You didn't leave her side once during her last day on earth. You sat and held her hand. When she was awake, you read her the same stories she read you when you were sick. When she slept, you just watched her. You didn't want to let her go. Couldn't do it.

Your last conversation you had still managed to give you chills. That night she woke up from a restless sleep, panting and when your eyes met, you barely recognized your grandmother. "… it was real," she rasped.

"What was?" you asked her, your heart racing as you stroked her hand to calm her down.

Her eyes looked wild. She was scared. "… the cage. He opened my cage..." And she was gone before you even had time to process what she was saying.

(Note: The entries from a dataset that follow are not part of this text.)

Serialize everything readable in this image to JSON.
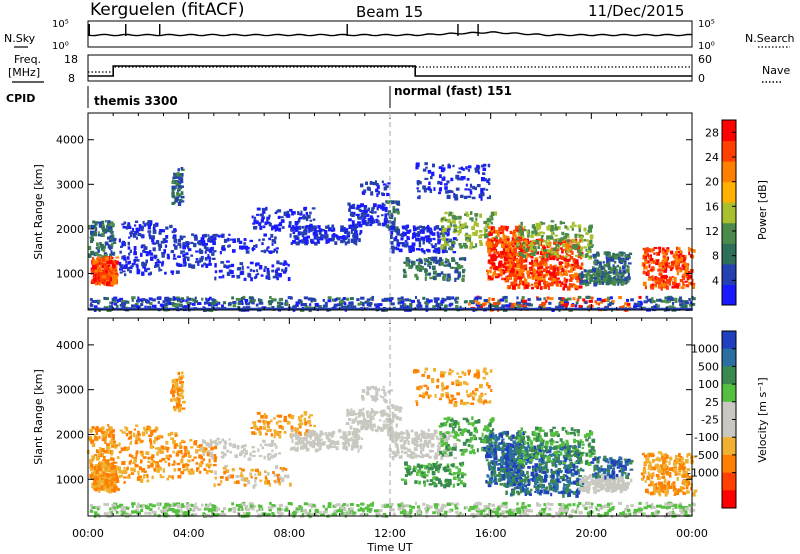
{
  "header": {
    "station": "Kerguelen (fitACF)",
    "beam": "Beam 15",
    "date": "11/Dec/2015"
  },
  "params_panels": {
    "nsky_label": "N.Sky",
    "nsearch_label": "N.Search",
    "freq_label_line1": "Freq.",
    "freq_label_line2": "[MHz]",
    "nave_label": "Nave",
    "cpid_label": "CPID",
    "noise_ticks": [
      "10^5",
      "10^0"
    ],
    "freq_ticks": [
      "18",
      "8"
    ],
    "nave_ticks": [
      "60",
      "0"
    ],
    "cpid_segments": [
      {
        "start_hour": 0.0,
        "label": "themis 3300"
      },
      {
        "start_hour": 12.0,
        "label": "normal (fast) 151"
      }
    ]
  },
  "x_axis": {
    "label": "Time UT",
    "ticks": [
      "00:00",
      "04:00",
      "08:00",
      "12:00",
      "16:00",
      "20:00",
      "00:00"
    ],
    "tick_hours": [
      0,
      4,
      8,
      12,
      16,
      20,
      24
    ]
  },
  "chart_data": [
    {
      "type": "heatmap",
      "ylabel": "Slant Range [km]",
      "yticks": [
        1000,
        2000,
        3000,
        4000
      ],
      "ylim": [
        180,
        4600
      ],
      "xlim": [
        0,
        24
      ],
      "colorbar": {
        "label": "Power [dB]",
        "ticks": [
          4,
          8,
          12,
          16,
          20,
          24,
          28
        ],
        "ticklabels": [
          "4",
          "8",
          "12",
          "16",
          "20",
          "24",
          "28"
        ],
        "range": [
          0,
          30
        ],
        "colors": [
          "#1a1aff",
          "#2540b0",
          "#2e6f5a",
          "#4a8a4a",
          "#a8c030",
          "#ffb000",
          "#ff8000",
          "#ff4000",
          "#ff0000"
        ]
      }
    },
    {
      "type": "heatmap",
      "ylabel": "Slant Range [km]",
      "yticks": [
        1000,
        2000,
        3000,
        4000
      ],
      "ylim": [
        180,
        4600
      ],
      "xlim": [
        0,
        24
      ],
      "colorbar": {
        "label": "Velocity [m s^-1]",
        "ticklabels": [
          "1000",
          "500",
          "100",
          "25",
          "-25",
          "-100",
          "-500",
          "-1000"
        ],
        "colors": [
          "#1f3fbf",
          "#2a6fa0",
          "#3a8a50",
          "#55c040",
          "#c8c8c0",
          "#c8c8c0",
          "#f0b030",
          "#ff8000",
          "#ff4000",
          "#ff0000"
        ]
      }
    }
  ]
}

You'd never seen your grandmother look that terrified. It terrified you almost as much as her words. She had seen him too, she had floated towards him and he had killed her.

And the dream was real.

How many times had he almost killed you? How many close brushes had you actually had with death himself? No matter how many times you thought about it, it still made you shiver. There were nights when you would be lying in bed and you'd think about it and get so scared you had to jump out of bed and turn the lights on. You found yourself wondering about the dream. Were you the only one that lived to remember it? Did everyone have the dream before death? Not that you liked to get too existential about things. If the dream taught you anything, it was that life was too short for that.

Fifteen years had passed since the first time you had that dream. Almost fourteen had passed since the monsters had been trapped underground. Twelve since you'd been cancer-free. Seven since your grandma died. Time passed and life moved on.

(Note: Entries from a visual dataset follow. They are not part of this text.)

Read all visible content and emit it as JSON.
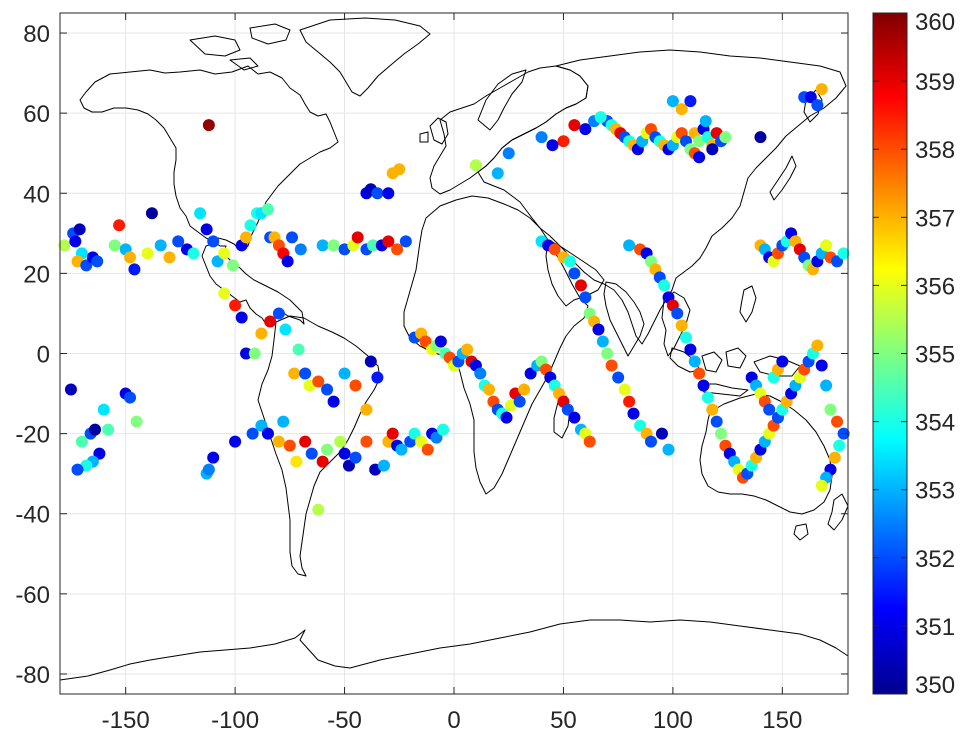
{
  "chart_data": {
    "type": "scatter",
    "title": "",
    "xlabel": "",
    "ylabel": "",
    "xlim": [
      -180,
      180
    ],
    "ylim": [
      -85,
      85
    ],
    "xticks": [
      -150,
      -100,
      -50,
      0,
      50,
      100,
      150
    ],
    "yticks": [
      80,
      60,
      40,
      20,
      0,
      -20,
      -40,
      -60,
      -80
    ],
    "xtick_labels": [
      "-150",
      "-100",
      "-50",
      "0",
      "50",
      "100",
      "150"
    ],
    "ytick_labels": [
      "80",
      "60",
      "40",
      "20",
      "0",
      "-20",
      "-40",
      "-60",
      "-80"
    ],
    "grid": true,
    "background_map": "world coastline outline",
    "colormap": "jet",
    "colorbar": {
      "range": [
        350,
        360
      ],
      "ticks": [
        350,
        351,
        352,
        353,
        354,
        355,
        356,
        357,
        358,
        359,
        360
      ],
      "tick_labels": [
        "350",
        "351",
        "352",
        "353",
        "354",
        "355",
        "356",
        "357",
        "358",
        "359",
        "360"
      ],
      "placement": "right"
    },
    "colors": {
      "coastline": "#000000",
      "grid": "#e6e6e6",
      "axes": "#262626"
    },
    "points": [
      [
        -178,
        27,
        355.5
      ],
      [
        -174,
        30,
        352
      ],
      [
        -171,
        31,
        350.5
      ],
      [
        -173,
        28,
        351
      ],
      [
        -170,
        25,
        353.5
      ],
      [
        -172,
        23,
        357
      ],
      [
        -168,
        22,
        352
      ],
      [
        -165,
        24,
        351
      ],
      [
        -163,
        23,
        352
      ],
      [
        -155,
        27,
        355
      ],
      [
        -153,
        32,
        358.5
      ],
      [
        -150,
        26,
        353
      ],
      [
        -148,
        24,
        357
      ],
      [
        -146,
        21,
        351.5
      ],
      [
        -140,
        25,
        356
      ],
      [
        -138,
        35,
        350.2
      ],
      [
        -134,
        27,
        353
      ],
      [
        -130,
        24,
        357
      ],
      [
        -126,
        28,
        352
      ],
      [
        -122,
        26,
        351
      ],
      [
        -119,
        25,
        354
      ],
      [
        -116,
        35,
        353.5
      ],
      [
        -113,
        31,
        351
      ],
      [
        -110,
        28,
        352
      ],
      [
        -108,
        23,
        353
      ],
      [
        -105,
        25,
        356
      ],
      [
        -101,
        22,
        355
      ],
      [
        -97,
        27,
        351
      ],
      [
        -95,
        29,
        357
      ],
      [
        -93,
        32,
        354
      ],
      [
        -90,
        35,
        354
      ],
      [
        -88,
        35,
        353.5
      ],
      [
        -85,
        36,
        354.5
      ],
      [
        -84,
        29,
        352
      ],
      [
        -82,
        29,
        357
      ],
      [
        -80,
        27,
        358
      ],
      [
        -78,
        25,
        358.8
      ],
      [
        -76,
        23,
        351
      ],
      [
        -74,
        29,
        352
      ],
      [
        -70,
        26,
        352.5
      ],
      [
        -60,
        27,
        353
      ],
      [
        -55,
        27,
        355
      ],
      [
        -50,
        26,
        352
      ],
      [
        -46,
        27,
        356
      ],
      [
        -44,
        29,
        359
      ],
      [
        -40,
        26,
        352
      ],
      [
        -37,
        27,
        354.5
      ],
      [
        -33,
        27,
        351
      ],
      [
        -30,
        28,
        359
      ],
      [
        -26,
        26,
        358
      ],
      [
        -22,
        28,
        352
      ],
      [
        -40,
        40,
        351
      ],
      [
        -38,
        41,
        350.5
      ],
      [
        -35,
        40,
        352
      ],
      [
        -30,
        40,
        351
      ],
      [
        -28,
        45,
        357
      ],
      [
        -25,
        46,
        357
      ],
      [
        -112,
        57,
        359.8
      ],
      [
        -175,
        -9,
        350.5
      ],
      [
        -160,
        -14,
        353.5
      ],
      [
        -158,
        -19,
        354.5
      ],
      [
        -150,
        -10,
        351
      ],
      [
        -148,
        -11,
        352
      ],
      [
        -145,
        -17,
        355
      ],
      [
        -170,
        -22,
        354.5
      ],
      [
        -166,
        -20,
        352
      ],
      [
        -164,
        -19,
        350.2
      ],
      [
        -162,
        -25,
        351
      ],
      [
        -165,
        -27,
        353
      ],
      [
        -168,
        -28,
        354
      ],
      [
        -172,
        -29,
        352
      ],
      [
        -113,
        -30,
        353
      ],
      [
        -112,
        -29,
        352.5
      ],
      [
        -110,
        -26,
        351
      ],
      [
        -100,
        -22,
        351
      ],
      [
        -92,
        -20,
        352
      ],
      [
        -88,
        -18,
        353
      ],
      [
        -85,
        -20,
        351
      ],
      [
        -80,
        -22,
        357
      ],
      [
        -78,
        -17,
        353
      ],
      [
        -75,
        -23,
        358
      ],
      [
        -72,
        -27,
        356.5
      ],
      [
        -68,
        -22,
        359
      ],
      [
        -65,
        -25,
        352
      ],
      [
        -60,
        -27,
        359
      ],
      [
        -58,
        -24,
        355
      ],
      [
        -52,
        -22,
        355.5
      ],
      [
        -50,
        -25,
        351
      ],
      [
        -48,
        -28,
        350.5
      ],
      [
        -45,
        -26,
        352
      ],
      [
        -40,
        -22,
        358
      ],
      [
        -36,
        -29,
        350.5
      ],
      [
        -32,
        -28,
        353
      ],
      [
        -30,
        -22,
        357
      ],
      [
        -28,
        -20,
        359
      ],
      [
        -26,
        -23,
        351
      ],
      [
        -24,
        -24,
        353
      ],
      [
        -20,
        -22,
        352
      ],
      [
        -18,
        -20,
        354
      ],
      [
        -15,
        -22,
        356
      ],
      [
        -12,
        -24,
        358
      ],
      [
        -10,
        -20,
        351
      ],
      [
        -8,
        -21,
        352.5
      ],
      [
        -5,
        -19,
        354
      ],
      [
        -62,
        -39,
        355.5
      ],
      [
        -105,
        15,
        356
      ],
      [
        -100,
        12,
        358.5
      ],
      [
        -97,
        9,
        351
      ],
      [
        -95,
        0,
        351
      ],
      [
        -91,
        0,
        355
      ],
      [
        -88,
        5,
        357
      ],
      [
        -84,
        8,
        359
      ],
      [
        -80,
        10,
        352
      ],
      [
        -77,
        6,
        353.5
      ],
      [
        -73,
        -5,
        357
      ],
      [
        -71,
        1,
        354.5
      ],
      [
        -68,
        -5,
        352
      ],
      [
        -66,
        -8,
        356
      ],
      [
        -62,
        -7,
        358
      ],
      [
        -58,
        -9,
        352
      ],
      [
        -55,
        -12,
        351
      ],
      [
        -50,
        -5,
        353
      ],
      [
        -45,
        -8,
        358
      ],
      [
        -40,
        -14,
        357
      ],
      [
        -38,
        -2,
        350.5
      ],
      [
        -35,
        -6,
        351.5
      ],
      [
        -18,
        4,
        352
      ],
      [
        -15,
        5,
        357
      ],
      [
        -13,
        3,
        358
      ],
      [
        -10,
        1,
        356
      ],
      [
        -8,
        2,
        355
      ],
      [
        -6,
        3,
        351
      ],
      [
        -4,
        0,
        354.5
      ],
      [
        -2,
        -1,
        358
      ],
      [
        0,
        -3,
        356
      ],
      [
        2,
        -2,
        352
      ],
      [
        4,
        0,
        353
      ],
      [
        6,
        1,
        357
      ],
      [
        8,
        -2,
        359
      ],
      [
        10,
        -3,
        351
      ],
      [
        12,
        -5,
        352.5
      ],
      [
        14,
        -8,
        354
      ],
      [
        16,
        -9,
        357
      ],
      [
        18,
        -12,
        358
      ],
      [
        20,
        -14,
        352
      ],
      [
        22,
        -15,
        354
      ],
      [
        24,
        -16,
        351
      ],
      [
        26,
        -13,
        356
      ],
      [
        28,
        -10,
        359
      ],
      [
        30,
        -12,
        352
      ],
      [
        32,
        -9,
        357
      ],
      [
        35,
        -5,
        351
      ],
      [
        38,
        -3,
        353
      ],
      [
        40,
        -2,
        355
      ],
      [
        42,
        -4,
        358
      ],
      [
        44,
        -6,
        351
      ],
      [
        46,
        -8,
        354
      ],
      [
        48,
        -10,
        357
      ],
      [
        50,
        -12,
        359
      ],
      [
        52,
        -14,
        352
      ],
      [
        55,
        -16,
        351
      ],
      [
        58,
        -19,
        353
      ],
      [
        60,
        -20,
        356
      ],
      [
        62,
        -22,
        358
      ],
      [
        40,
        28,
        353.5
      ],
      [
        43,
        27,
        351
      ],
      [
        46,
        26,
        358
      ],
      [
        50,
        24,
        357
      ],
      [
        53,
        23,
        354
      ],
      [
        55,
        20,
        352
      ],
      [
        58,
        17,
        359
      ],
      [
        60,
        14,
        352
      ],
      [
        62,
        10,
        355
      ],
      [
        64,
        8,
        357
      ],
      [
        66,
        6,
        351
      ],
      [
        68,
        3,
        353
      ],
      [
        70,
        0,
        355
      ],
      [
        72,
        -3,
        358
      ],
      [
        75,
        -6,
        352
      ],
      [
        78,
        -9,
        356
      ],
      [
        80,
        -12,
        358.5
      ],
      [
        82,
        -15,
        351
      ],
      [
        85,
        -18,
        354
      ],
      [
        88,
        -20,
        357
      ],
      [
        90,
        -22,
        352
      ],
      [
        95,
        -20,
        350.5
      ],
      [
        98,
        -24,
        353
      ],
      [
        80,
        27,
        353
      ],
      [
        85,
        26,
        358
      ],
      [
        88,
        25,
        351
      ],
      [
        90,
        23,
        355
      ],
      [
        92,
        21,
        357
      ],
      [
        94,
        19,
        352
      ],
      [
        96,
        17,
        354
      ],
      [
        98,
        14,
        351
      ],
      [
        100,
        12,
        359
      ],
      [
        102,
        10,
        352
      ],
      [
        104,
        7,
        357
      ],
      [
        106,
        4,
        354
      ],
      [
        108,
        1,
        351
      ],
      [
        110,
        -2,
        353
      ],
      [
        112,
        -5,
        358
      ],
      [
        114,
        -8,
        351
      ],
      [
        116,
        -11,
        354
      ],
      [
        118,
        -14,
        357
      ],
      [
        120,
        -17,
        352
      ],
      [
        122,
        -20,
        355
      ],
      [
        124,
        -23,
        358
      ],
      [
        126,
        -25,
        351
      ],
      [
        128,
        -27,
        353
      ],
      [
        130,
        -29,
        356
      ],
      [
        132,
        -31,
        358
      ],
      [
        134,
        -30,
        352
      ],
      [
        136,
        -28,
        354
      ],
      [
        138,
        -26,
        357
      ],
      [
        140,
        -24,
        351
      ],
      [
        142,
        -22,
        353
      ],
      [
        144,
        -20,
        356
      ],
      [
        146,
        -18,
        358
      ],
      [
        148,
        -16,
        352
      ],
      [
        150,
        -14,
        354
      ],
      [
        152,
        -12,
        357
      ],
      [
        154,
        -10,
        351
      ],
      [
        156,
        -8,
        353
      ],
      [
        158,
        -6,
        356
      ],
      [
        160,
        -4,
        358
      ],
      [
        162,
        -2,
        352
      ],
      [
        164,
        0,
        354
      ],
      [
        166,
        2,
        357
      ],
      [
        168,
        -3,
        351
      ],
      [
        170,
        -8,
        353
      ],
      [
        172,
        -14,
        355
      ],
      [
        175,
        -17,
        358
      ],
      [
        178,
        -20,
        352
      ],
      [
        176,
        -23,
        354
      ],
      [
        174,
        -26,
        357
      ],
      [
        172,
        -29,
        351
      ],
      [
        170,
        -31,
        353
      ],
      [
        168,
        -33,
        356
      ],
      [
        140,
        27,
        357
      ],
      [
        142,
        26,
        353
      ],
      [
        144,
        24,
        351
      ],
      [
        146,
        23,
        356
      ],
      [
        148,
        25,
        358
      ],
      [
        150,
        27,
        352
      ],
      [
        152,
        28,
        354
      ],
      [
        154,
        30,
        351
      ],
      [
        156,
        28,
        357
      ],
      [
        158,
        26,
        359
      ],
      [
        160,
        24,
        352
      ],
      [
        162,
        22,
        355
      ],
      [
        164,
        21,
        357
      ],
      [
        166,
        23,
        351
      ],
      [
        168,
        25,
        353
      ],
      [
        170,
        27,
        356
      ],
      [
        172,
        24,
        358
      ],
      [
        175,
        23,
        352
      ],
      [
        178,
        25,
        354
      ],
      [
        136,
        -6,
        351
      ],
      [
        138,
        -8,
        353
      ],
      [
        140,
        -10,
        356
      ],
      [
        142,
        -12,
        358
      ],
      [
        144,
        -14,
        352
      ],
      [
        146,
        -6,
        354
      ],
      [
        148,
        -4,
        357
      ],
      [
        150,
        -2,
        351
      ],
      [
        110,
        55,
        357
      ],
      [
        112,
        53,
        355
      ],
      [
        114,
        56,
        351
      ],
      [
        116,
        54,
        354
      ],
      [
        118,
        52,
        357
      ],
      [
        120,
        55,
        359
      ],
      [
        122,
        53,
        352
      ],
      [
        124,
        54,
        355
      ],
      [
        70,
        58,
        352
      ],
      [
        72,
        57,
        354
      ],
      [
        74,
        56,
        357
      ],
      [
        76,
        55,
        359
      ],
      [
        78,
        54,
        352
      ],
      [
        80,
        53,
        354
      ],
      [
        82,
        52,
        357
      ],
      [
        84,
        51,
        351
      ],
      [
        86,
        53,
        353
      ],
      [
        88,
        55,
        356
      ],
      [
        90,
        56,
        358
      ],
      [
        92,
        54,
        352
      ],
      [
        94,
        53,
        354
      ],
      [
        96,
        52,
        357
      ],
      [
        98,
        51,
        351
      ],
      [
        100,
        52,
        353
      ],
      [
        102,
        54,
        356
      ],
      [
        104,
        55,
        358
      ],
      [
        106,
        53,
        352
      ],
      [
        108,
        51,
        355
      ],
      [
        110,
        50,
        358
      ],
      [
        112,
        49,
        351
      ],
      [
        115,
        58,
        353
      ],
      [
        118,
        51,
        350.5
      ],
      [
        55,
        57,
        359
      ],
      [
        60,
        56,
        351
      ],
      [
        64,
        58,
        352.5
      ],
      [
        67,
        59,
        354
      ],
      [
        50,
        53,
        358.5
      ],
      [
        45,
        52,
        351
      ],
      [
        40,
        54,
        352.5
      ],
      [
        100,
        63,
        353
      ],
      [
        104,
        61,
        357
      ],
      [
        108,
        63,
        351.5
      ],
      [
        140,
        54,
        350.2
      ],
      [
        160,
        64,
        352
      ],
      [
        163,
        64,
        351
      ],
      [
        166,
        62,
        352
      ],
      [
        168,
        66,
        357
      ],
      [
        10,
        47,
        355.5
      ],
      [
        20,
        45,
        353
      ],
      [
        25,
        50,
        352.5
      ]
    ]
  }
}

They say that every generation has a defining moment that people always look back on and remember exactly where they were and what they were doing. When man walked on the moon, when Kennedy was shot, when the Berlin wall fell, when the planes hit the twin towers, when the monsters resurfaced.

Not that it was hard for you to remember that last one. You were in the hospital because the night before the monsters resurfaced, so had your dream.